Basal Body Temperature (BBT): What is it, and how is it used to estimate ovulation?

Top things to know:

  • Your body’s resting temperature rises slightly during the luteal phase (the second half) of your menstrual cycle
  • Carefully tracking your basal body temperature with a basal body thermometer will help you know when ovulation has occurred, but won’t predict when it will happen in the future
  • Basal body temperature can be used in combination with cervical mucus changes to determine when fertility is highest

Basal body temperature (BBT) is your body’s temperature at rest, like when you first wake up in the morning. Your reproductive hormones have a measurable impact on your temperature (1,2). A BBT thermometer is more sensitive than a regular household thermometer, and measures temperature more precisely.

Tracking your BBT is an easy way to get an idea of if and when you’re ovulating. Using it as a part of fertility awareness requires additional symptom tracking, and not every FAM method is right for every body — talk to your healthcare provider if you’re interested in using a FAM for contraception.

Why track basal body temperature

Tracking BBT with Clue can help make your predictions more accurate. BBT is used by Clue to assess when ovulation has occurred. However, BBT alone cannot predict when ovulation will occur in the future.

BBT is slightly lower in the follicular phase (the first half of the menstrual cycle), and rises after ovulation and stays raised throughout the luteal phase (the second half of the menstrual cycle) (2,3). This rise in temperature happens in response to progesterone, which is released after ovulation occurs. Progesterone prepares the uterus for the implantation of a fertilized egg.
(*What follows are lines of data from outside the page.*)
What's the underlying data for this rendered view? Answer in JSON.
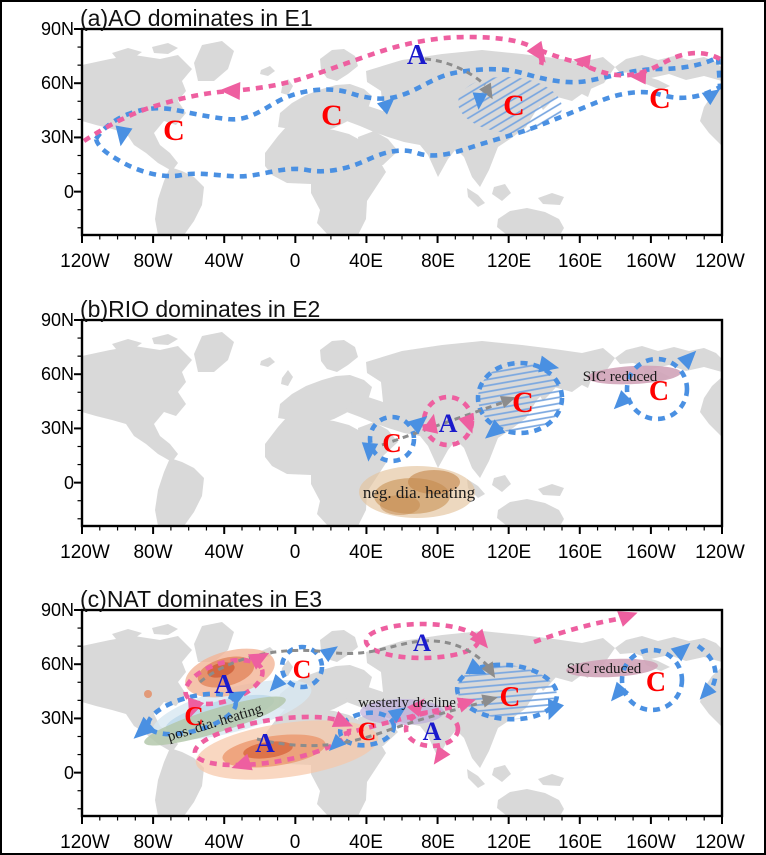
{
  "figure": {
    "type": "three-panel schematic circulation maps",
    "background": "#ffffff",
    "border_color": "#000000"
  },
  "colors": {
    "land_grey": "#d9d9d9",
    "cyclone_blue": "#4a90e2",
    "anticyclone_pink": "#ee5fa0",
    "cyclone_letter_red": "#ff0000",
    "anticyclone_letter_blue": "#1a1acc",
    "wave_arrow_grey": "#8c8c8c",
    "hatch_blue": "#7aa7e0",
    "sic_mauve": "#d0a3b8",
    "neg_heating_brown": "#c3854a",
    "pos_heating_warm": "#e38a60",
    "cold_band_blue": "#bcd8ea",
    "green_band": "#b4c8ab",
    "westerly_purple": "#b9a7d9"
  },
  "axis": {
    "x": [
      "120W",
      "80W",
      "40W",
      "0",
      "40E",
      "80E",
      "120E",
      "160E",
      "160W",
      "120W"
    ],
    "y": [
      "90N",
      "60N",
      "30N",
      "0"
    ]
  },
  "panels": [
    {
      "title": "(a)AO dominates in E1",
      "markers": [
        {
          "t": "C"
        },
        {
          "t": "C"
        },
        {
          "t": "A"
        },
        {
          "t": "C"
        },
        {
          "t": "C"
        }
      ],
      "annotations": []
    },
    {
      "title": "(b)RIO dominates in E2",
      "markers": [
        {
          "t": "C"
        },
        {
          "t": "A"
        },
        {
          "t": "C"
        },
        {
          "t": "C"
        }
      ],
      "annotations": [
        {
          "t": "SIC reduced"
        },
        {
          "t": "neg. dia. heating"
        }
      ]
    },
    {
      "title": "(c)NAT dominates in E3",
      "markers": [
        {
          "t": "A"
        },
        {
          "t": "C"
        },
        {
          "t": "A"
        },
        {
          "t": "C"
        },
        {
          "t": "C"
        },
        {
          "t": "A"
        },
        {
          "t": "C"
        },
        {
          "t": "A"
        },
        {
          "t": "C"
        }
      ],
      "annotations": [
        {
          "t": "SIC reduced"
        },
        {
          "t": "westerly decline"
        },
        {
          "t": "pos. dia. heating"
        }
      ]
    }
  ]
}
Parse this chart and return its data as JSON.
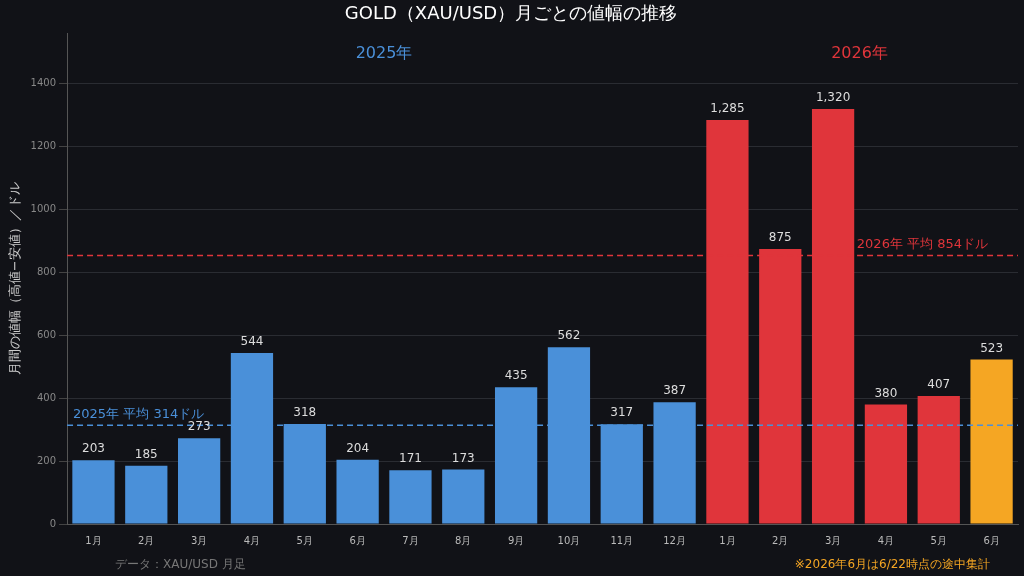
{
  "chart_data": {
    "type": "bar",
    "title": "GOLD（XAU/USD）月ごとの値幅の推移",
    "ylabel": "月間の値幅（高値−安値）／ドル",
    "categories": [
      "1月",
      "2月",
      "3月",
      "4月",
      "5月",
      "6月",
      "7月",
      "8月",
      "9月",
      "10月",
      "11月",
      "12月",
      "1月",
      "2月",
      "3月",
      "4月",
      "5月",
      "6月"
    ],
    "values": [
      203,
      185,
      273,
      544,
      318,
      204,
      171,
      173,
      435,
      562,
      317,
      387,
      1285,
      875,
      1320,
      380,
      407,
      523
    ],
    "colors": [
      "#4a90d9",
      "#4a90d9",
      "#4a90d9",
      "#4a90d9",
      "#4a90d9",
      "#4a90d9",
      "#4a90d9",
      "#4a90d9",
      "#4a90d9",
      "#4a90d9",
      "#4a90d9",
      "#4a90d9",
      "#e0353b",
      "#e0353b",
      "#e0353b",
      "#e0353b",
      "#e0353b",
      "#f5a623"
    ],
    "value_labels": [
      "203",
      "185",
      "273",
      "544",
      "318",
      "204",
      "171",
      "173",
      "435",
      "562",
      "317",
      "387",
      "1,285",
      "875",
      "1,320",
      "380",
      "407",
      "523"
    ],
    "ylim": [
      0,
      1560
    ],
    "yticks": [
      0,
      200,
      400,
      600,
      800,
      1000,
      1200,
      1400
    ],
    "grid": "y",
    "legend": false,
    "ref_lines": [
      {
        "axis": "y",
        "value": 314,
        "label": "2025年 平均 314ドル",
        "color": "#4a90d9",
        "line_style": "dashed"
      },
      {
        "axis": "y",
        "value": 854,
        "label": "2026年 平均 854ドル",
        "color": "#e0353b",
        "line_style": "dashed"
      }
    ],
    "annotations": [
      "2025年",
      "2026年",
      "データ：XAU/USD 月足",
      "※2026年6月は6/22時点の途中集計"
    ]
  }
}
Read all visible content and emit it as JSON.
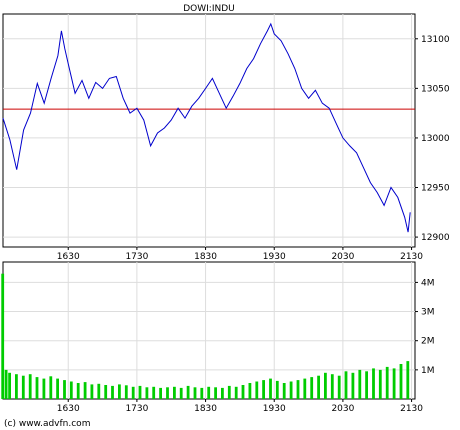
{
  "chart_data": [
    {
      "type": "line",
      "title": "DOWI:INDU",
      "xlabel": "",
      "ylabel": "",
      "x_range": [
        1535,
        2135
      ],
      "ylim": [
        12890,
        13125
      ],
      "x_ticks": [
        {
          "value": 1630,
          "label": "1630"
        },
        {
          "value": 1730,
          "label": "1730"
        },
        {
          "value": 1830,
          "label": "1830"
        },
        {
          "value": 1930,
          "label": "1930"
        },
        {
          "value": 2030,
          "label": "2030"
        },
        {
          "value": 2130,
          "label": "2130"
        }
      ],
      "y_ticks": [
        {
          "value": 13100,
          "label": "13100"
        },
        {
          "value": 13050,
          "label": "13050"
        },
        {
          "value": 13000,
          "label": "13000"
        },
        {
          "value": 12950,
          "label": "12950"
        },
        {
          "value": 12900,
          "label": "12900"
        }
      ],
      "grid": true,
      "line_color": "#0000cc",
      "reference_line": {
        "value": 13029,
        "color": "#cc0000"
      },
      "series": [
        {
          "x": [
            1535,
            1545,
            1555,
            1565,
            1575,
            1585,
            1595,
            1605,
            1615,
            1620,
            1625,
            1630,
            1640,
            1650,
            1660,
            1670,
            1680,
            1690,
            1700,
            1710,
            1720,
            1730,
            1740,
            1750,
            1760,
            1770,
            1780,
            1790,
            1800,
            1810,
            1820,
            1830,
            1840,
            1850,
            1860,
            1870,
            1880,
            1890,
            1900,
            1910,
            1920,
            1925,
            1930,
            1940,
            1950,
            1960,
            1970,
            1980,
            1990,
            2000,
            2010,
            2020,
            2030,
            2040,
            2050,
            2060,
            2070,
            2080,
            2090,
            2100,
            2110,
            2120,
            2125,
            2128
          ],
          "values": [
            13020,
            12998,
            12968,
            13008,
            13025,
            13055,
            13035,
            13060,
            13083,
            13108,
            13090,
            13075,
            13045,
            13058,
            13040,
            13056,
            13050,
            13060,
            13062,
            13040,
            13025,
            13030,
            13018,
            12992,
            13005,
            13010,
            13018,
            13030,
            13020,
            13032,
            13040,
            13050,
            13060,
            13045,
            13030,
            13042,
            13055,
            13070,
            13080,
            13095,
            13108,
            13115,
            13105,
            13098,
            13085,
            13070,
            13050,
            13040,
            13048,
            13035,
            13030,
            13015,
            13000,
            12992,
            12985,
            12970,
            12955,
            12945,
            12932,
            12950,
            12940,
            12920,
            12905,
            12925
          ]
        }
      ]
    },
    {
      "type": "bar",
      "title": "",
      "xlabel": "",
      "ylabel": "",
      "x_range": [
        1535,
        2135
      ],
      "ylim": [
        0,
        4700000
      ],
      "x_ticks": [
        {
          "value": 1630,
          "label": "1630"
        },
        {
          "value": 1730,
          "label": "1730"
        },
        {
          "value": 1830,
          "label": "1830"
        },
        {
          "value": 1930,
          "label": "1930"
        },
        {
          "value": 2030,
          "label": "2030"
        },
        {
          "value": 2130,
          "label": "2130"
        }
      ],
      "y_ticks": [
        {
          "value": 4000000,
          "label": "4M"
        },
        {
          "value": 3000000,
          "label": "3M"
        },
        {
          "value": 2000000,
          "label": "2M"
        },
        {
          "value": 1000000,
          "label": "1M"
        }
      ],
      "grid": true,
      "bar_color": "#00cc00",
      "x": [
        1535,
        1540,
        1545,
        1555,
        1565,
        1575,
        1585,
        1595,
        1605,
        1615,
        1625,
        1635,
        1645,
        1655,
        1665,
        1675,
        1685,
        1695,
        1705,
        1715,
        1725,
        1735,
        1745,
        1755,
        1765,
        1775,
        1785,
        1795,
        1805,
        1815,
        1825,
        1835,
        1845,
        1855,
        1865,
        1875,
        1885,
        1895,
        1905,
        1915,
        1925,
        1935,
        1945,
        1955,
        1965,
        1975,
        1985,
        1995,
        2005,
        2015,
        2025,
        2035,
        2045,
        2055,
        2065,
        2075,
        2085,
        2095,
        2105,
        2115,
        2125
      ],
      "values": [
        4300000,
        1000000,
        900000,
        850000,
        800000,
        850000,
        750000,
        700000,
        780000,
        700000,
        650000,
        600000,
        550000,
        580000,
        500000,
        520000,
        480000,
        450000,
        500000,
        470000,
        420000,
        450000,
        400000,
        420000,
        380000,
        400000,
        420000,
        380000,
        450000,
        400000,
        380000,
        420000,
        400000,
        380000,
        450000,
        420000,
        480000,
        550000,
        600000,
        650000,
        700000,
        620000,
        550000,
        600000,
        650000,
        700000,
        750000,
        800000,
        900000,
        850000,
        800000,
        950000,
        900000,
        1000000,
        950000,
        1050000,
        1000000,
        1100000,
        1050000,
        1200000,
        1300000
      ]
    }
  ],
  "source_credit": "(c) www.advfn.com"
}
The temperature change after ovulation is slight — BBT rises by only about 0.5ºF/0.3ºC to 1.0°F/0.6ºC — and may be easily affected by factors such as illness, alcohol, and sleep changes (2,3).

Measuring BBT takes consistent effort over several cycles, including:

  • taking it immediately after waking, while laying still in bed, before sitting upright
  • taking it every day, at the same time
  • using a special thermometer with 0.10 degree accuracy for Fahrenheit (ºF) and 0.01 degree for Celsius (ºC), for precise rounding
  • making note of which days are “unreliable” due to environmental factors, such as changes in sleep patterns, disturbed or shortened sleep, jet lag, heavy drinking, illness, or medications, which can cause changes to your menstrual cycle (2,4,5)

BBT and Fertility Awareness Methods (FAM)

BBT is one component of certain Fertility Awareness-Based Methods (FAMs) of contraception, called symptothermal methods. By following rules that combine the changes in BBT with carefully-tracked changes in cervical mucus, the most fertile days of the cycle can be estimated (i.e. when someone has the highest likelihood of becoming pregnant) (6).

What’s average and healthy

Temperature typically ranges from about 97°F/36.1°C to 99°F/37.2°C (7). Average body temperature will vary between individuals, and depending on the time of the day and the activity.

You should see your healthcare provider if…

  • You have a fever for longer than 48–72 hours, or have a fever that stays at or increases from 103˚F/39.4˚C
  • You suspect that you are pregnant

Download Clue and start tracking your basal body temperature.


References

  1. Charkoudian N, Stachenfeld N. Sex hormone effects on autonomic mechanisms of thermoregulation in humans. Auton Neurosci. 2016 Apr;196:75–80.
  2. American Congress of Obstetricians and Gynecologists. FAQ024: Fertility awareness-based methods of family planning. 2015.
  3. Reed BG, Carr BR. Endotext. Online publication. The normal menstrual cycle and the control of ovulation. 2015.
  4. American Congress of Obstetricians and Gynecologists. FAQ024: Fertility awareness-based methods of family planning. 2015.
  5. Freundl G, Frank-Herrmann P, Brown S, Blackwell L. A new method to detect significant basal body temperature changes during a woman’s menstrual cycle. Eur J Contracept Reprod Health Care. 2014 Oct;19(5):392–400.
  6. Frank-Herrmann P, Heil J, Gnoth C, Toledo E, Baur S, Pyper C, Jenetzky E, Strowitzki T, Freundl G. The effectiveness of a fertility awareness based method to avoid pregnancy in relation to a couple’s sexual behaviour during the fertile time: a prospective longitudinal study. Hum Reprod. 2007 May;22(5):1310–9.
  7. Mackowiak PA. Temperature regulation and the pathogenesis of fever. Principles and Practice of Infectious Diseases. 2000;6:703–18.